Goldberg seemed immediately at home and set the respectfully sedate tone with her opening remarks, quipping that she planned to get any political venom “out of my system right now,” then rattling off a list of various causes. The routine got no saltier than a brief reference to Heidi Fleiss and the observation that “Six Degrees of Separation” could be perceived as “the drawing instructions for Jessica Rabbit’s legs.”
While not as showy as Billy Crystal, the host did deliver some smaller spontaneous moments, such as her long take after the two St. Bernards from “Beethoven’s 2nd” wandered onstage or her late-in-the-show lusting after Tommy Lee Jones.
That former sort of sloppy-dog sappiness is generally ridiculed but occasionally succeeds in the context of an Oscarcast, where genuine, uncalculated emotion is usually in short supply and it’s often a relief when the scripted introductions don’t elicit groans.
Such a tingle could be felt sparingly — in the stunned, ebullient reaction of 11-year-old Anna Paquin when her name was called as supporting actress for “The Piano,” writer Steven Zaillian’s terse eloquence in accepting for “Schindler’s List,” and the heartfelt acceptance speech by special Oscar recipient Deborah Kerr.
The crowning of Steven Spielberg for “Schindler,” meanwhile, was appropriately regal and touching despite its clear inevitability from the first five minutes of the broadcast. Best actor winner Tom Hanks’ speech, on the other hand, was comprehensible only in its passion, and about the only political propaganda — other than that the Holocaust was evil — that the show produced.
Turning to matters the producers can control, the telecast got it right in having Oscar-nominated songs performed by the artists who recorded them, highlighted by Bruce Springsteen’s and Neil Young’s soulful renditions (and the former’s humble acceptance) of their dual entries from “Philadelphia.”
Some ideas work, others don’t. While it may have been fun for those in the Pavilion, one could almost hear remote controls clicking away during the ballet number staged to the various nominees for best score.
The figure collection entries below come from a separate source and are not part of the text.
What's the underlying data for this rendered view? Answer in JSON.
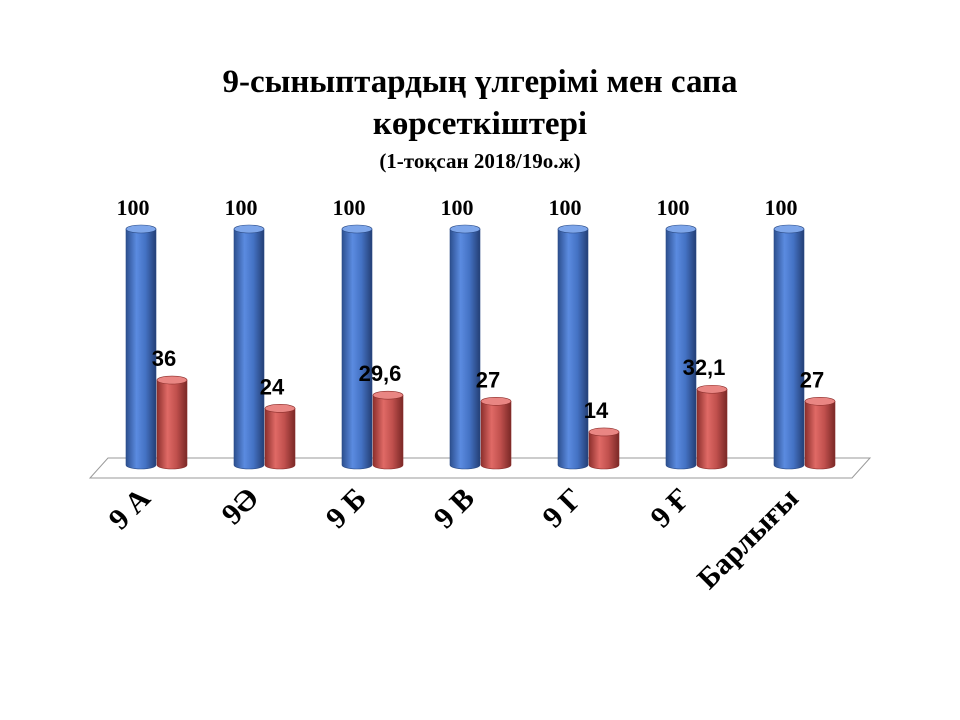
{
  "chart_data": {
    "type": "bar",
    "title": "9-сыныптардың үлгерімі мен сапа көрсеткіштері",
    "title_line1": "9-сыныптардың үлгерімі мен сапа",
    "title_line2": "көрсеткіштері",
    "subtitle": "(1-тоқсан 2018/19о.ж)",
    "categories": [
      "9 А",
      "9Ә",
      "9 Б",
      "9 В",
      "9 Г",
      "9 Ғ",
      "Барлығы"
    ],
    "series": [
      {
        "values": [
          100,
          100,
          100,
          100,
          100,
          100,
          100
        ],
        "labels": [
          "100",
          "100",
          "100",
          "100",
          "100",
          "100",
          "100"
        ],
        "color": "#4472C4"
      },
      {
        "values": [
          36,
          24,
          29.6,
          27,
          14,
          32.1,
          27
        ],
        "labels": [
          "36",
          "24",
          "29,6",
          "27",
          "14",
          "32,1",
          "27"
        ],
        "color": "#C0504D"
      }
    ],
    "ylim": [
      0,
      100
    ],
    "xlabel": "",
    "ylabel": "",
    "grid": false,
    "legend": "none",
    "style": "3d-cylinder"
  }
}
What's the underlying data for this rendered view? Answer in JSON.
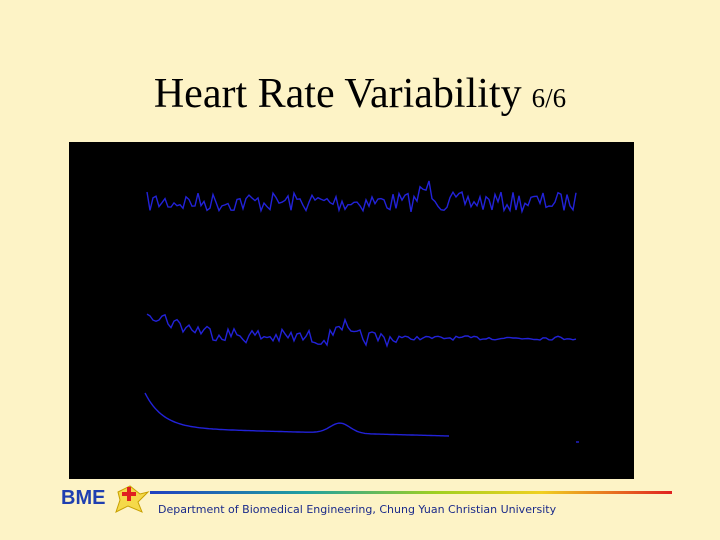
{
  "header": {
    "title": "Heart Rate Variability",
    "page": "6/6"
  },
  "footer": {
    "logo": "BME",
    "text": "Department of Biomedical Engineering, Chung Yuan Christian University"
  }
}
The overall delivery, however, was efficient and businesslike, as producer Gilbert Cates and director Jeff Margolis deftly managed to incorporate this year’s theme honoring craftsman while keeping their eye on the ball — namely, that Oscar only shines as brightly as its stars.
Considering that the show made a point of recognizing technical achievement, there was some irony that the first two categories — for art direction and visual effects — saw one recipient cut off before his companion could speak, then the others shout simultaneously so they all could get their two cents in.
In a year where no one, not even the documentary filmmakers, called for a boycott of General Electric, Oscar controversy had to be savored wherever one could find it.